PROJECT SUMMARY/ABSTRACT
Early recognition of cognitive impairment and timeliness in Alzheimer’s Disease and Related Dementias
(ADRD) diagnoses are key to optimal dementia care. Data show that early ADRD recognition is linked to less
exposure to potentially inappropriate medications (PIM), less propensity for acute care use, lower rates of falls,
and increased adoption of advance care planning. One potential way to improve early recognition of ADRD is
Annual Wellness Visits (AWVs)—a free preventive service that covers cognition and fall risk assessment,
medication reconciliation, and personalized prevention plans. The Centers for Medicare & Medicaid Services
(CMS) began reimbursing AWVs in 2011. The Alzheimer’s Association (AA) has drawn attention to the higher
prevalence and risk of ADRD among women than men and black and Hispanic Americans than whites. Receipt
of AWVs might decrease health disparities; however, evidence to date is inconsistent.

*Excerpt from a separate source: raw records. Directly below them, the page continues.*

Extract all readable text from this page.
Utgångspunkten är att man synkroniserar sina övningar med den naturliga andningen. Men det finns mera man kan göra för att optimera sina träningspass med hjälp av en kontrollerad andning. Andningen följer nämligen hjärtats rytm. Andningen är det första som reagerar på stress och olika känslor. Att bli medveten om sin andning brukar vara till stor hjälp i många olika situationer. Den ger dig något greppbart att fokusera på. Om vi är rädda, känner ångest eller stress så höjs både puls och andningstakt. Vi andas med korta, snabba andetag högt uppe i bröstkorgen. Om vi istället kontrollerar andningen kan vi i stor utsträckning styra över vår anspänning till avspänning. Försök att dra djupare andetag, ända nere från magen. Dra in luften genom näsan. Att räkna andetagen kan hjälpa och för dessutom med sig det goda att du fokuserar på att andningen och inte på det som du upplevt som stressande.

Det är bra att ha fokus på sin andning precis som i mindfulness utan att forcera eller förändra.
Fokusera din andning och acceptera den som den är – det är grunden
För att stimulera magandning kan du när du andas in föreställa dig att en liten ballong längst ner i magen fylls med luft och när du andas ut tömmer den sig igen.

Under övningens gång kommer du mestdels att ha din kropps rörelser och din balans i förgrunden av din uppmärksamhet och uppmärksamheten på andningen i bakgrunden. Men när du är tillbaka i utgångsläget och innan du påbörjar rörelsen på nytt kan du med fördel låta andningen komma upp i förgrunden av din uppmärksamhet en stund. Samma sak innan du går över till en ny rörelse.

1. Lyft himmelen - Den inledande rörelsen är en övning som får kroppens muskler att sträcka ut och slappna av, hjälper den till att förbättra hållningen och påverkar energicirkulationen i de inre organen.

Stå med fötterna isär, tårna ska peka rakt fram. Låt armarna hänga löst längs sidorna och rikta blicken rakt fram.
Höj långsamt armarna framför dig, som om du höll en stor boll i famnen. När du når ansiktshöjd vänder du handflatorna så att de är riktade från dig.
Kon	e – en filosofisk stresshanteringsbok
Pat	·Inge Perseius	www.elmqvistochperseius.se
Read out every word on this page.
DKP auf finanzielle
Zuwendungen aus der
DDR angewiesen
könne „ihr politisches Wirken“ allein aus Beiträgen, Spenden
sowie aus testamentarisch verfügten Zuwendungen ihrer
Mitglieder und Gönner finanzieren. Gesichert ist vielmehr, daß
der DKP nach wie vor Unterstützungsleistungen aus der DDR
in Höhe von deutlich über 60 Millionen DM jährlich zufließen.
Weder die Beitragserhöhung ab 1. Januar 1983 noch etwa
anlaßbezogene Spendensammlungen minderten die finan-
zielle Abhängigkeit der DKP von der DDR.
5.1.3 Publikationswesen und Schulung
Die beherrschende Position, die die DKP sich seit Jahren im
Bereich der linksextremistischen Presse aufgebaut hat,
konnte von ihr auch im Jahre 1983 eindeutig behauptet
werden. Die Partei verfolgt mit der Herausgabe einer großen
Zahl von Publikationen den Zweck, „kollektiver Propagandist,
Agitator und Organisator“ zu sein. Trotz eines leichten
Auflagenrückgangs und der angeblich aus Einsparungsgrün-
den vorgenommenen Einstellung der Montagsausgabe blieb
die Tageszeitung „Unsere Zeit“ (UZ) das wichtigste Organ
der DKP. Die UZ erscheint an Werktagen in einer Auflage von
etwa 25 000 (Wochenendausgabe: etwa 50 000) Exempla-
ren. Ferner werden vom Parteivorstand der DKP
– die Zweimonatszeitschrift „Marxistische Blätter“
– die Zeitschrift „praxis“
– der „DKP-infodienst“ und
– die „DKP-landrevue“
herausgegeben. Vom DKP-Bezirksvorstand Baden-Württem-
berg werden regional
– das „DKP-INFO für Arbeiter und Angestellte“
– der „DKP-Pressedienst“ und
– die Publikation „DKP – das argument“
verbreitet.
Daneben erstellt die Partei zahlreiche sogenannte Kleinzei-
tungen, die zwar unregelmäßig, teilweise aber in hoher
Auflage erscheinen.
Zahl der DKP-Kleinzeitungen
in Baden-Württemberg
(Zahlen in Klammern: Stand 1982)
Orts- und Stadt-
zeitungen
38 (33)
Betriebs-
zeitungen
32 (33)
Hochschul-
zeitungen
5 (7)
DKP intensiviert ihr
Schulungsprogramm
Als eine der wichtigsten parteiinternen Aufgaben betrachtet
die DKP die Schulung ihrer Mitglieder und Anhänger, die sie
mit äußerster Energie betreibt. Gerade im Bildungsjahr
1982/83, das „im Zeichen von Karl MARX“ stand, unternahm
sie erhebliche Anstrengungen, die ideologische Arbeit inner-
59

This 5-year R01 project has a focus on community-dwelling ADRD patients and is based on the Institute for
Healthcare Improvement’s 4Ms framework of an age-friendly health system, 4Ms: what matters, mentation,
mobility, and medication. We will conduct a convergent parallel mixed-methods design research study to
assess the effect of AWV policy on early ADRD diagnosis and reducing health disparities. We will analyze
national Medicare data, health retirement survey-Medicare linkage data, and National Health & Aging Trends
study-Medicare linkage data to understand the effect of AWV implementation on reducing health disparities
across sex, racial/ethnic, socioeconomic status, and rural/urban residence. Also, we will collect primary data
(phone interviews) from 180 family caregivers of ADRD patients (~30 in each of the 6 groups: Hispanic men,
Hispanic women, black men, black women, white men, and white women) and 400 clinicians (~100 in each of
4 Medicare regions, ~25 in each of 4 credential areas: family medicine, internal medicine primary care,
geriatricians, nurse practitioners) to understand how AWV is delivered to ADRD patients in order to identify the
potential mechanism for reducing health disparity through AWV. For family caregivers, we will use a snowball
sampling method with AA’s and Rotary International networks, and AA’s TrialMatch® platform to reach
potential subjects nationwide. For clinicians, we will randomly select clinicians nationwide from the 2019 CMS
doctors and clinicians national file. We will partner with AA to ensure sound data collection and development of
practical implications to inform policy/practice. Our three specific aims are:
Aim 1: Assess the effects of AWV on the timeliness of ADRD diagnosis (mentation);
Aim 2: Assess the effects of AWV on advance care planning consultation (what matters), depression
(mentation), fall and fracture (mobility), and PIM use and ADRD treatment (medication) for ADRD
patients across sex, racial/ethnic, socioeconomic status, and rural/urban residence; and
Aim 3: Identify what works and what does not work in AWV delivery for ADRD patients.